When I began working with Eldercare on Vinalhaven, I found individuals with unique stories and connections to the island.  I found carpet and hardwood, soft lamps and lots of windows, rooms filled with light.  I found smells of fresh laundry, home-cooked meals, fresh air.  I found a house where families felt comfortable spending time with their loved ones, where there were routines of games, movies, and visits.  I found a small family created through circumstance who had lost many of their own in the past year and would soon lose three more in the Homestead and several others in the larger community. 

Nearly six months later, I look back and see how much we have grown.  It is a cyclical place, a home for those in the last piece of their lives.  I listened, helped, learned how this place mourns, how they move forward, and where my energy, ideas and outsider-perspective fit in. 

Mornings, I walk downstairs into the Community Room—affectionately called “the Big Room” by everyone unless I prompt them otherwise—call out, “Who’s winning today?” to Roy and Norma at their daily Wii Bowling match, and get coffee before grabbing a dry-erase marker to peruse the Activities Board.  I ask the residents for the news around town, additions or edits, things I’ve missed.
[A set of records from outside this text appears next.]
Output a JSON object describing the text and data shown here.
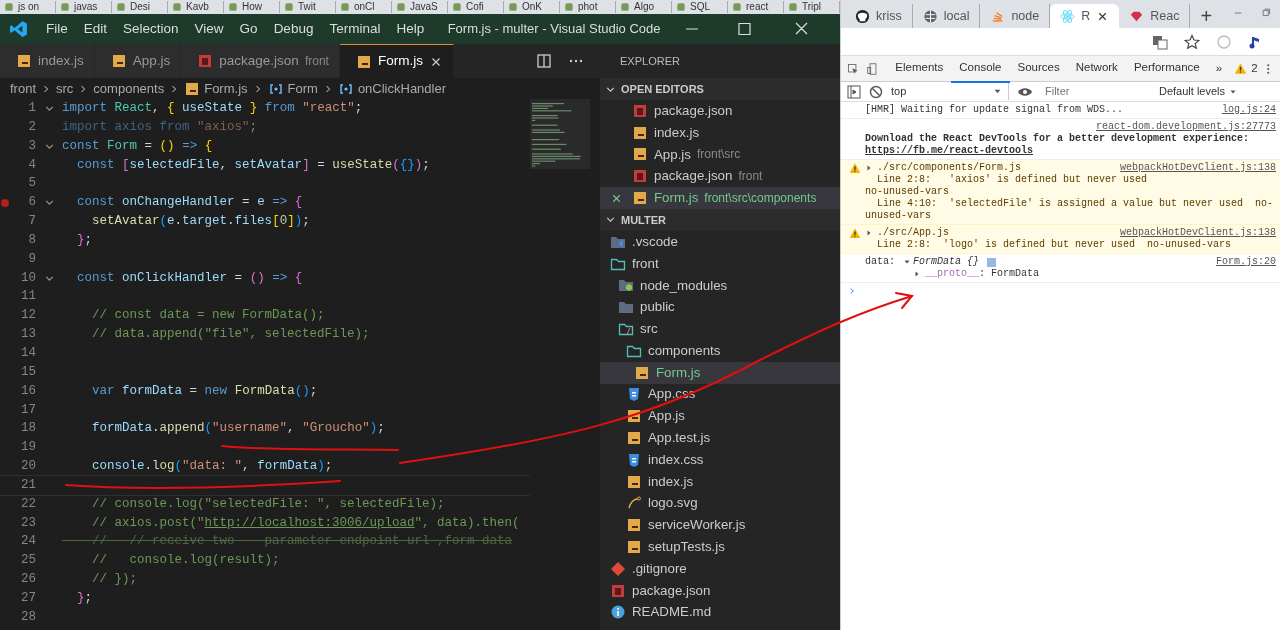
{
  "background_tabs": [
    "js on",
    "javas",
    "Desi",
    "Kavb",
    "How",
    "Twit",
    "onCl",
    "JavaS",
    "Cofi",
    "OnK",
    "phot",
    "Algo",
    "SQL",
    "react",
    "Tripl"
  ],
  "vscode": {
    "menu": [
      "File",
      "Edit",
      "Selection",
      "View",
      "Go",
      "Debug",
      "Terminal",
      "Help"
    ],
    "title": "Form.js - multer - Visual Studio Code",
    "tabs": [
      {
        "label": "index.js",
        "kind": "js",
        "selected": false
      },
      {
        "label": "App.js",
        "kind": "js",
        "selected": false
      },
      {
        "label": "package.json",
        "detail": "front",
        "kind": "npm",
        "selected": false
      },
      {
        "label": "Form.js",
        "kind": "js",
        "selected": true
      }
    ],
    "breadcrumb": [
      {
        "label": "front",
        "kind": "folder"
      },
      {
        "label": "src",
        "kind": "folder"
      },
      {
        "label": "components",
        "kind": "folder"
      },
      {
        "label": "Form.js",
        "kind": "js"
      },
      {
        "label": "Form",
        "kind": "symbol"
      },
      {
        "label": "onClickHandler",
        "kind": "symbol"
      }
    ],
    "lines": [
      {
        "n": "1",
        "kind": "code",
        "fold": true,
        "breakpoint": false,
        "text": "import React, { useState } from \"react\";"
      },
      {
        "n": "2",
        "kind": "unused",
        "fold": false,
        "breakpoint": false,
        "text": "import axios from \"axios\";"
      },
      {
        "n": "3",
        "kind": "code",
        "fold": true,
        "breakpoint": false,
        "text": "const Form = () => {"
      },
      {
        "n": "4",
        "kind": "code",
        "fold": false,
        "breakpoint": false,
        "text": "  const [selectedFile, setAvatar] = useState({});"
      },
      {
        "n": "5",
        "kind": "blank",
        "fold": false,
        "breakpoint": false
      },
      {
        "n": "6",
        "kind": "code",
        "fold": true,
        "breakpoint": true,
        "text": "  const onChangeHandler = e => {"
      },
      {
        "n": "7",
        "kind": "code",
        "fold": false,
        "breakpoint": false,
        "text": "    setAvatar(e.target.files[0]);"
      },
      {
        "n": "8",
        "kind": "code",
        "fold": false,
        "breakpoint": false,
        "text": "  };"
      },
      {
        "n": "9",
        "kind": "blank",
        "fold": false,
        "breakpoint": false
      },
      {
        "n": "10",
        "kind": "code",
        "fold": true,
        "breakpoint": false,
        "text": "  const onClickHandler = () => {"
      },
      {
        "n": "11",
        "kind": "blank",
        "fold": false,
        "breakpoint": false
      },
      {
        "n": "12",
        "kind": "comment",
        "fold": false,
        "breakpoint": false,
        "text": "    // const data = new FormData();"
      },
      {
        "n": "13",
        "kind": "comment",
        "fold": false,
        "breakpoint": false,
        "text": "    // data.append(\"file\", selectedFile);"
      },
      {
        "n": "14",
        "kind": "blank",
        "fold": false,
        "breakpoint": false
      },
      {
        "n": "15",
        "kind": "blank",
        "fold": false,
        "breakpoint": false
      },
      {
        "n": "16",
        "kind": "code",
        "fold": false,
        "breakpoint": false,
        "text": "    var formData = new FormData();"
      },
      {
        "n": "17",
        "kind": "blank",
        "fold": false,
        "breakpoint": false
      },
      {
        "n": "18",
        "kind": "code",
        "fold": false,
        "breakpoint": false,
        "text": "    formData.append(\"username\", \"Groucho\");"
      },
      {
        "n": "19",
        "kind": "blank",
        "fold": false,
        "breakpoint": false
      },
      {
        "n": "20",
        "kind": "code",
        "fold": false,
        "breakpoint": false,
        "text": "    console.log(\"data: \", formData);"
      },
      {
        "n": "21",
        "kind": "current",
        "fold": false,
        "breakpoint": false
      },
      {
        "n": "22",
        "kind": "comment",
        "fold": false,
        "breakpoint": false,
        "text": "    // console.log(\"selectedFile: \", selectedFile);"
      },
      {
        "n": "23",
        "kind": "comment",
        "fold": false,
        "breakpoint": false,
        "text": "    // axios.post(\"http://localhost:3006/upload\", data).then("
      },
      {
        "n": "24",
        "kind": "struck",
        "fold": false,
        "breakpoint": false,
        "text": "    //   // receive two    parameter endpoint url ,form data"
      },
      {
        "n": "25",
        "kind": "comment",
        "fold": false,
        "breakpoint": false,
        "text": "    //   console.log(result);"
      },
      {
        "n": "26",
        "kind": "comment",
        "fold": false,
        "breakpoint": false,
        "text": "    // });"
      },
      {
        "n": "27",
        "kind": "code",
        "fold": false,
        "breakpoint": false,
        "text": "  };"
      },
      {
        "n": "28",
        "kind": "blank",
        "fold": false,
        "breakpoint": false
      }
    ],
    "explorer": {
      "title": "EXPLORER",
      "open_editors": {
        "title": "OPEN EDITORS",
        "expanded": true,
        "items": [
          {
            "name": "package.json",
            "kind": "npm",
            "selected": false
          },
          {
            "name": "index.js",
            "kind": "js",
            "selected": false
          },
          {
            "name": "App.js",
            "detail": "front\\src",
            "kind": "js",
            "selected": false
          },
          {
            "name": "package.json",
            "detail": "front",
            "kind": "npm",
            "selected": false
          },
          {
            "name": "Form.js",
            "detail": "front\\src\\components",
            "kind": "js",
            "selected": true
          }
        ]
      },
      "workspace": {
        "title": "MULTER",
        "expanded": true,
        "tree": [
          {
            "name": ".vscode",
            "kind": "folder-vscode",
            "expanded": false,
            "selected": false
          },
          {
            "name": "front",
            "kind": "folder",
            "expanded": true,
            "selected": false,
            "children": [
              {
                "name": "node_modules",
                "kind": "folder-node",
                "expanded": false,
                "selected": false
              },
              {
                "name": "public",
                "kind": "folder",
                "expanded": false,
                "selected": false
              },
              {
                "name": "src",
                "kind": "folder-src",
                "expanded": true,
                "selected": false,
                "children": [
                  {
                    "name": "components",
                    "kind": "folder",
                    "expanded": true,
                    "selected": false,
                    "children": [
                      {
                        "name": "Form.js",
                        "kind": "js",
                        "selected": true
                      }
                    ]
                  },
                  {
                    "name": "App.css",
                    "kind": "css",
                    "selected": false
                  },
                  {
                    "name": "App.js",
                    "kind": "js",
                    "selected": false
                  },
                  {
                    "name": "App.test.js",
                    "kind": "js",
                    "selected": false
                  },
                  {
                    "name": "index.css",
                    "kind": "css",
                    "selected": false
                  },
                  {
                    "name": "index.js",
                    "kind": "js",
                    "selected": false
                  },
                  {
                    "name": "logo.svg",
                    "kind": "svg",
                    "selected": false
                  },
                  {
                    "name": "serviceWorker.js",
                    "kind": "js",
                    "selected": false
                  },
                  {
                    "name": "setupTests.js",
                    "kind": "js",
                    "selected": false
                  }
                ]
              }
            ]
          },
          {
            "name": ".gitignore",
            "kind": "git",
            "selected": false
          },
          {
            "name": "package.json",
            "kind": "npm",
            "selected": false
          },
          {
            "name": "README.md",
            "kind": "info",
            "selected": false
          }
        ]
      }
    }
  },
  "browser": {
    "tabs": [
      {
        "label": "kriss",
        "kind": "github",
        "selected": false
      },
      {
        "label": "local",
        "kind": "globe",
        "selected": false
      },
      {
        "label": "node",
        "kind": "stack",
        "selected": false
      },
      {
        "label": "R",
        "kind": "react",
        "selected": true
      },
      {
        "label": "Reac",
        "kind": "gem",
        "selected": false
      }
    ],
    "new_tab": "+",
    "devtools": {
      "tabs": [
        {
          "label": "Elements",
          "selected": false
        },
        {
          "label": "Console",
          "selected": true
        },
        {
          "label": "Sources",
          "selected": false
        },
        {
          "label": "Network",
          "selected": false
        },
        {
          "label": "Performance",
          "selected": false
        }
      ],
      "more_tabs": "»",
      "warnings": "2",
      "context": "top",
      "filter": {
        "placeholder": "Filter"
      },
      "levels": "Default levels",
      "messages": [
        {
          "kind": "log",
          "text": "[HMR] Waiting for update signal from WDS...",
          "source": "log.js:24"
        },
        {
          "kind": "banner",
          "source": "react-dom.development.js:27773",
          "text": "Download the React DevTools for a better development experience: ",
          "link": "https://fb.me/react-devtools"
        },
        {
          "kind": "warning",
          "expanded": false,
          "title": "./src/components/Form.js",
          "source": "webpackHotDevClient.js:138",
          "lines": [
            "  Line 2:8:   'axios' is defined but never used                     no-unused-vars",
            "  Line 4:10:  'selectedFile' is assigned a value but never used  no-unused-vars"
          ]
        },
        {
          "kind": "warning",
          "expanded": false,
          "title": "./src/App.js",
          "source": "webpackHotDevClient.js:138",
          "lines": [
            "  Line 2:8:  'logo' is defined but never used  no-unused-vars"
          ]
        },
        {
          "kind": "object",
          "label": "data:",
          "value": "FormData {}",
          "expanded": true,
          "source": "Form.js:20",
          "children": [
            {
              "key": "__proto__",
              "value": ": FormData",
              "expanded": false
            }
          ]
        }
      ]
    }
  }
}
I have taken over—and lovingly renamed—the improvement of Activities, or “Resident Enrichment.”  This means providing access to community events for residents and elders with difficulty leaving their homes and creating opportunities for gatherings in the Homestead.  This means—more than anything—creating and strengthening the bridges between elders and their homes as isolation looms.

My time working with Eldercare has changed my life, but when I am faced with the broader challenge of the way society thinks about its elders, it is so hard to see where progress is possible.  I am so often faced with barriers to understanding between generations.  I am faced with the common habit of treating the old like the very young—with the loss of independence, lifestyle, friends, peers, physical ability, and dignity.  Before I began my time as an Island Fellow, when I closed my eyes and thought of the word “eldercare” I saw endless challenges. I felt a drive to work against the current of health care, human services, and sociological issues surrounding elders, but in my mind I saw nothing like I see now. 

When I close my eyes now, I hear the muffled sounds of a romantic comedy or thriller from almost nightly movies the ladies watch together—something that blossomed through encouraging “rainy day movie matinees,” “cloudy day movie nights,” and impromptu screenings this fall.  I smell Maddy’s famous home-made molasses donuts frying for donut socials, and Barb’s lobster penne—new events and foods found through “Menu Committee” (aka late-night chats in the dining room). I feel the warmth of their arms welcoming me home from a week working on North Haven —“Where have you been?”  “We missed you, Maa-dey”— and I feel completely welcomed by their willingness to adapt, listen, share, learn, try, and love—me, each other, their lives, their home.